Personal information
- Born: 15 January 1869 New Basford, Nottinghamshire, England
- Died: 14 December 1938 (aged 69) Nottingham, England
- Batting: Right-handed

Domestic team information
- 1902: Derbyshire
- Only FC: 23 June 1902 Derbyshire v MCC

Career statistics
| Competition | First-class |
| Matches | 1 |
| Runs scored | 3 |
| Batting average | 1.50 |
| 100s/50s | 0/0 |
| Top score | 2 |
| Catches/stumpings | 0/– |
- Source: CricketArchive, May 2012

= Ernest Stapleton =

English cricketer

Ernest Stapleton (15 January 1869 — 14 December 1938) was an English cricketer who played first-class cricket for Derbyshire in 1902.

Stapleton was born in New Basford, Nottinghamshire, the son of Ernest Stapleton, a hose trimmer, and his wife Sarah.

Stapleton made a cricketing appearance for the Nottinghamshire Colts against the Yorkshire Colts in 1896. He played in his first and only first-class match for Derbyshire in the 1902 season in a match in June against Marylebone Cricket Club.
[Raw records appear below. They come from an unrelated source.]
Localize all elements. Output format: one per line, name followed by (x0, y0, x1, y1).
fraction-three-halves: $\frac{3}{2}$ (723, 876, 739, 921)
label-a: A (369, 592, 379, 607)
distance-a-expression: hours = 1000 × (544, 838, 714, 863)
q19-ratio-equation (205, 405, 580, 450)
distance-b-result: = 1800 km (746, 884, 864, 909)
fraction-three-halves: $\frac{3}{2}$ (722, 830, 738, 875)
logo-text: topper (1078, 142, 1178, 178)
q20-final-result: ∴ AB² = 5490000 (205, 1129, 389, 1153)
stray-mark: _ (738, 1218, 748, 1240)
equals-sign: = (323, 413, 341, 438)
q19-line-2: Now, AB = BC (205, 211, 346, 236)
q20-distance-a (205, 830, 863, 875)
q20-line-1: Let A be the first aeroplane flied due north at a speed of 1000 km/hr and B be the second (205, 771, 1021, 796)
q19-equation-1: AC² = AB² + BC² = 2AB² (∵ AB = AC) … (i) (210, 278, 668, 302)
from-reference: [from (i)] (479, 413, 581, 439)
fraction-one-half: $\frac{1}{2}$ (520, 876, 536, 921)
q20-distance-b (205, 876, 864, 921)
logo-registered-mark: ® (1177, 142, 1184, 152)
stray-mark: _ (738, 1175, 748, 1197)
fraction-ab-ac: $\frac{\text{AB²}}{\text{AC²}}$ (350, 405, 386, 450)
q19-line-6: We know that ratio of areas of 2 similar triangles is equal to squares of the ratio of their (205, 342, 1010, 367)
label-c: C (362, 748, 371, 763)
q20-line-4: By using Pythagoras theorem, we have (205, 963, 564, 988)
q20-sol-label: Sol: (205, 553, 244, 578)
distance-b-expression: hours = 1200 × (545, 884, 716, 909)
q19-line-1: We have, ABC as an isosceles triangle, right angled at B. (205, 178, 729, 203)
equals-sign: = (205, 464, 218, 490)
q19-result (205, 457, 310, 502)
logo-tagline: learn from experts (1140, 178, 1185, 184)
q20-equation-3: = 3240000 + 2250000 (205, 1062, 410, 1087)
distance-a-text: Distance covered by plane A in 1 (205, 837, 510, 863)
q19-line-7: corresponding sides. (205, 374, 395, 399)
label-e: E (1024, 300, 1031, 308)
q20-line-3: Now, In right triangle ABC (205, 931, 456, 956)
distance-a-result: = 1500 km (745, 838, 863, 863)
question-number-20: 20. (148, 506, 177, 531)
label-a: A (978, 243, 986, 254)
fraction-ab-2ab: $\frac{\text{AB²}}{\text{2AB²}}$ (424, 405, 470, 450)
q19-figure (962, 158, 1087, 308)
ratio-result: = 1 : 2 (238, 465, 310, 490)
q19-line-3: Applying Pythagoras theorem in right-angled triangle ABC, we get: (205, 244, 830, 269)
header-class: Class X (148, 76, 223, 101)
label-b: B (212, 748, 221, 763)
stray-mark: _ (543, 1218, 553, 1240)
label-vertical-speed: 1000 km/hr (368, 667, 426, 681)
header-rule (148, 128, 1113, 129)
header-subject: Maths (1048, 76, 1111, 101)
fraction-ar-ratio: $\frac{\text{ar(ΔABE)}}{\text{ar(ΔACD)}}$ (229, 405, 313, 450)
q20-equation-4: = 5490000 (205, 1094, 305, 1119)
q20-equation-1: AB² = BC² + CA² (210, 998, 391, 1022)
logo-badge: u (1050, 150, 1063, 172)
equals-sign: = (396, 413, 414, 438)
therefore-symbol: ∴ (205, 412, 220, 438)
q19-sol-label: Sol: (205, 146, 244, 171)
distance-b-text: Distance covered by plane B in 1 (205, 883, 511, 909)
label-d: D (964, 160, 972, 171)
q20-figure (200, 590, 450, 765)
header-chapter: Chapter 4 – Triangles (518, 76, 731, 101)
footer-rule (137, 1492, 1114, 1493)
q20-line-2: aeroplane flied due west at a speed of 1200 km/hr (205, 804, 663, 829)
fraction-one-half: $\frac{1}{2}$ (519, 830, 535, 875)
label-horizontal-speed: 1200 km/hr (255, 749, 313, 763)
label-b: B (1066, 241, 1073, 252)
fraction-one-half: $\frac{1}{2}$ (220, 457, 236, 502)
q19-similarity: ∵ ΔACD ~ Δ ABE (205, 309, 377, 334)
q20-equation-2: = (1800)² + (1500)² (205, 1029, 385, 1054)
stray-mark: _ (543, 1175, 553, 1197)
Stapleton, as an opening batsman, made just one run in the first innings and just two runs in the second. He was a right-handed batsman and played just that one match with a first-class run total of 3.

Stapleton made no further first-class appearances but in 1909 played one match for Glamorgan in the Minor Counties Championship.

Stapleton died in Nottingham. His brothers-in-law, John and George Gunn played Test cricket for England, while his nephew, also named George Gunn played for Nottinghamshire for 22 years.